6 essais, du jeu et un choc annoncé
«C'est vrai que les Italiens ont été moins virulents que lors de leurs trois premiers matchs», analyse le sélectionneur. Et puis, les Français sont en ce moment plus piquants que du chardon. «On a su se rendre la partie facile. On avait la volonté de jouer au large en variant beaucoup le jeu», lâche l'ouvreur François Trinh-Duc qui a visiblement pris beaucoup de plaisir face a une ligne de trois-quarts italienne pour le moins poreuse. Dans ce royaume des courants d'air qui ferait passer le Colisée pour un bunker, les Français n'ont même pas eu besoin de forcer l'entrée. A l'abri dès les 20 premières minutes (18-0), le XV de France a finalement touché la terre promise à six reprises (Harinordoquy (6'), Marty (18' et 26'), Andreu (51'), Jauzion (57'), Lapandry (65').

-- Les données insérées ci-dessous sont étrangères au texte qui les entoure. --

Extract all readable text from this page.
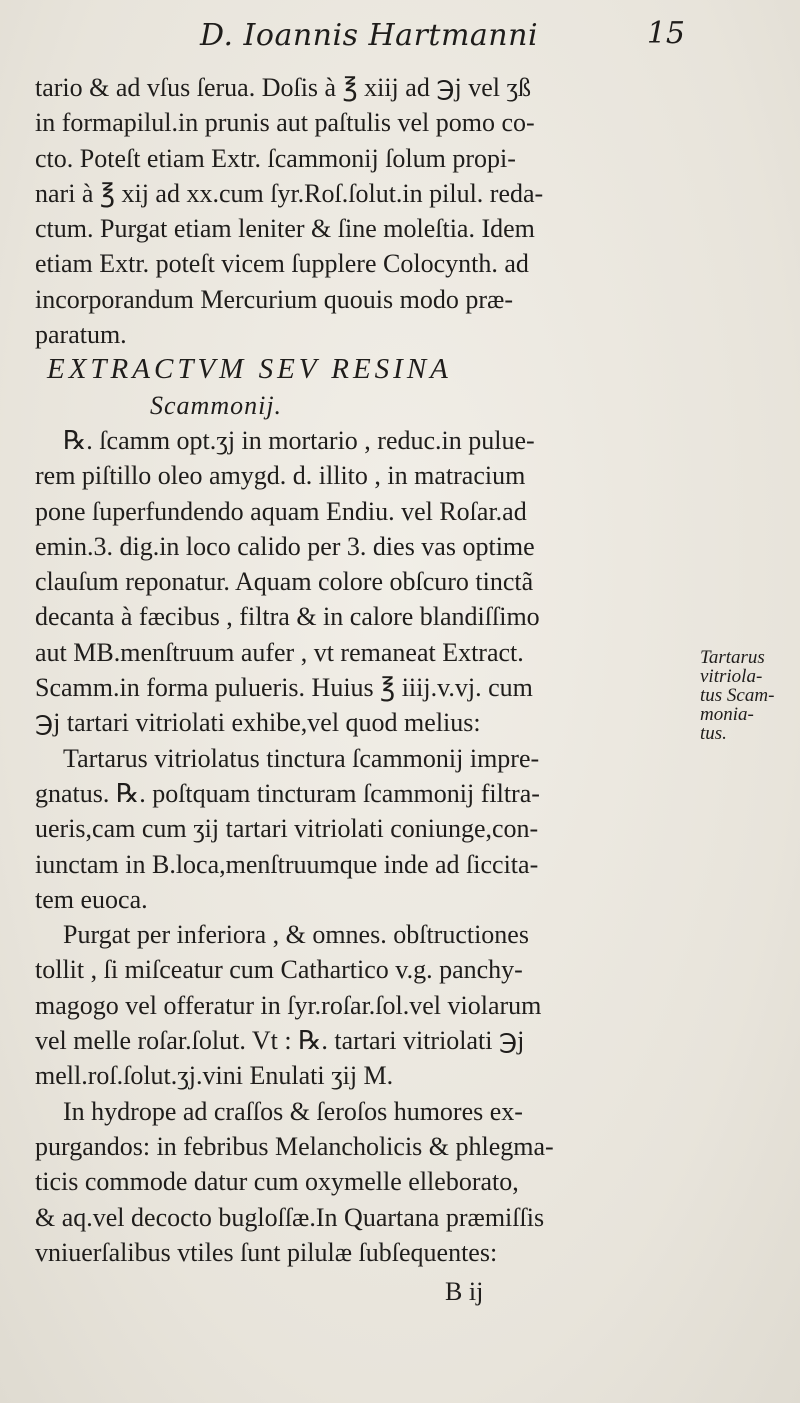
D. Ioannis Hartmanni	15
tario & ad vſus ſerua. Doſis à ℥ xiij ad ℈j vel ʒß
in formapilul.in prunis aut paſtulis vel pomo co-
cto. Poteſt etiam Extr. ſcammonij ſolum propi-
nari à ℥ xij ad xx.cum ſyr.Roſ.ſolut.in pilul. reda-
ctum. Purgat etiam leniter & ſine moleſtia. Idem
etiam Extr. poteſt vicem ſupplere Colocynth. ad
incorporandum Mercurium quouis modo præ-
paratum.
EXTRACTVM SEV RESINA
Scammonij.
℞. ſcamm opt.ʒj in mortario , reduc.in pulue-
rem piſtillo oleo amygd. d. illito , in matracium
pone ſuperfundendo aquam Endiu. vel Roſar.ad
emin.3. dig.in loco calido per 3. dies vas optime
clauſum reponatur. Aquam colore obſcuro tinctã
decanta à fæcibus , filtra & in calore blandiſſimo
aut MB.menſtruum aufer , vt remaneat Extract.
Scamm.in forma pulueris. Huius ℥ iiij.v.vj. cum
℈j tartari vitriolati exhibe,vel quod melius:
Tartarus vitriolatus tinctura ſcammonij impre-
gnatus. ℞. poſtquam tincturam ſcammonij filtra-
ueris,cam cum ʒij tartari vitriolati coniunge,con-
iunctam in B.loca,menſtruumque inde ad ſiccita-
tem euoca.
Purgat per inferiora , & omnes. obſtructiones
tollit , ſi miſceatur cum Cathartico v.g. panchy-
magogo vel offeratur in ſyr.roſar.ſol.vel violarum
vel melle roſar.ſolut. Vt : ℞. tartari vitriolati ℈j
mell.roſ.ſolut.ʒj.vini Enulati ʒij M.
In hydrope ad craſſos & ſeroſos humores ex-
purgandos: in febribus Melancholicis & phlegma-
ticis commode datur cum oxymelle elleborato,
& aq.vel decocto bugloſſæ.In Quartana præmiſſis
vniuerſalibus vtiles ſunt pilulæ ſubſequentes:
B ij
Tartarus
vitriola-
tus Scam-
monia-
tus.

Des arrières offensifs (troisième meilleur score face à l'Italie dans le cadre du Tournoi), du jeu, des remplaçants à la fête. De quoi engranger de la confiance sans tomber dans la suffisance, idéal pour bien préparer l'apothéose. Mais les Français n'avaient pas vraiment beosin de ça, tant la défaite 34-10 l'année précédente est encore dans toutes les têtes. «Cette défaite ne sera pas le seul élément de notre motivation cette semaine. Mais disons que l'on va beaucoup y penser», explique le talonneur Thomas Domingo. Comme une odeur de revanche.